The unrecognized extragonadal germ cell cancer syndrome.

作者信息

Richardson R L, Schoumacher R A, Fer M F, Hande K R, Forbes J T, Oldham R K, Greco F A

出版信息

Ann Intern Med. 1981 Feb;94(2):181-6. doi: 10.7326/0003-4819-94-2-181.

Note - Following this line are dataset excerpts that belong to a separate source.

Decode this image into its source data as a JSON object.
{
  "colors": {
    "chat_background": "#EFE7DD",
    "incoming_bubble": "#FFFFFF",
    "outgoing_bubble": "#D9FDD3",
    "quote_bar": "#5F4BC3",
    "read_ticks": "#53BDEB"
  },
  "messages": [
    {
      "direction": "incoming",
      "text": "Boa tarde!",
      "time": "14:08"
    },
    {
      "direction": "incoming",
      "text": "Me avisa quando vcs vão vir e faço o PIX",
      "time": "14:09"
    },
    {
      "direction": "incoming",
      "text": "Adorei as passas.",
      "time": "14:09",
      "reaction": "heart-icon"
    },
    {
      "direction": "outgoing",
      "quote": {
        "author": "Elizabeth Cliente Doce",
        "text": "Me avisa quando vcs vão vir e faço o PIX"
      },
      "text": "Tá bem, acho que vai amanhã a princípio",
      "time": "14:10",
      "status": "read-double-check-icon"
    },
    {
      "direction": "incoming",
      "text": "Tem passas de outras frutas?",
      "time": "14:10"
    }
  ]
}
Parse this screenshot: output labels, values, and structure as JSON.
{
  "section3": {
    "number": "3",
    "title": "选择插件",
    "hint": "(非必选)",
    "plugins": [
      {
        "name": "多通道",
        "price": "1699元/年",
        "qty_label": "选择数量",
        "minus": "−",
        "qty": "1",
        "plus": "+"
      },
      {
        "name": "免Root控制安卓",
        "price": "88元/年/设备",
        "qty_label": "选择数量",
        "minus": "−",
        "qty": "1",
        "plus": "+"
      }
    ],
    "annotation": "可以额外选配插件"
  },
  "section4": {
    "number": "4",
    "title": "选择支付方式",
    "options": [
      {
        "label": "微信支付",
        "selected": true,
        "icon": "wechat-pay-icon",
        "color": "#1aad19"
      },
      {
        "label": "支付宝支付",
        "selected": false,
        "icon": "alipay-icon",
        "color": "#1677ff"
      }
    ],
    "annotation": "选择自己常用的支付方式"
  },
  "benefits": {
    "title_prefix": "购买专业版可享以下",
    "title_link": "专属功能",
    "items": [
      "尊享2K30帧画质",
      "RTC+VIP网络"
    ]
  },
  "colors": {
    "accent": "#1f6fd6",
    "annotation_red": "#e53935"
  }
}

DOI:10.7326/0003-4819-94-2-181
PMID:6162409
Abstract

Within 3 years we saw 12 patients diagnosed initially as having poorly differentiated or undifferentiated carcinomas who, we believe, actually had extragonadal germinal cancers. Serum levels of the beta subunit of human chorionic gonadotropin (beta-HCG) or alpha-fetoprotein were useful in suggesting and supporting the diagnosis: Levels of one or the other were elevated in six of 10 patients in whom they were measured but levels of both, in only one patient. Staining of histologic specimens for beta-HCG or alpha-fetoprotein showed intracellular localization of one of these markers in the cancer cells of all four patients studied. All patients responded to therapy (11 treated with chemotherapy with or without radiotherapy, one with excision and radiotherapy only), with complete remissions in seven of 12. Two of the patients who had a complete remission have experienced relapse, and five have continued in disease-free remission from more than 8 to more than 56 months. Histologically atypical extragonadal germ cell neoplasms may be commoner than previously supposed. Physicians should consider this treatable and potentially curable cancer in selected patients having poorly differentiated or undifferentiated carcinomas.

摘要

在3年时间里,我们见到了12例最初被诊断为低分化或未分化癌的患者,我们认为他们实际上患的是性腺外生殖细胞癌。血清人绒毛膜促性腺激素β亚基(β-HCG)或甲胎蛋白水平有助于提示和支持诊断:在检测这两种指标的10例患者中,有6例其中一项指标升高,而两项指标都升高的仅1例。对组织学标本进行β-HCG或甲胎蛋白染色显示,在所有4例接受研究的患者的癌细胞中,这两种标志物之一呈细胞内定位。所有患者对治疗均有反应(11例接受了化疗,联合或不联合放疗,1例仅接受了切除和放疗),12例中有7例完全缓解。2例完全缓解的患者出现了复发,5例持续无病缓解超过8至56个月。组织学上非典型的性腺外生殖细胞肿瘤可能比以前认为的更为常见。对于患有低分化或未分化癌的特定患者,医生应考虑到这种可治疗且可能治愈的癌症。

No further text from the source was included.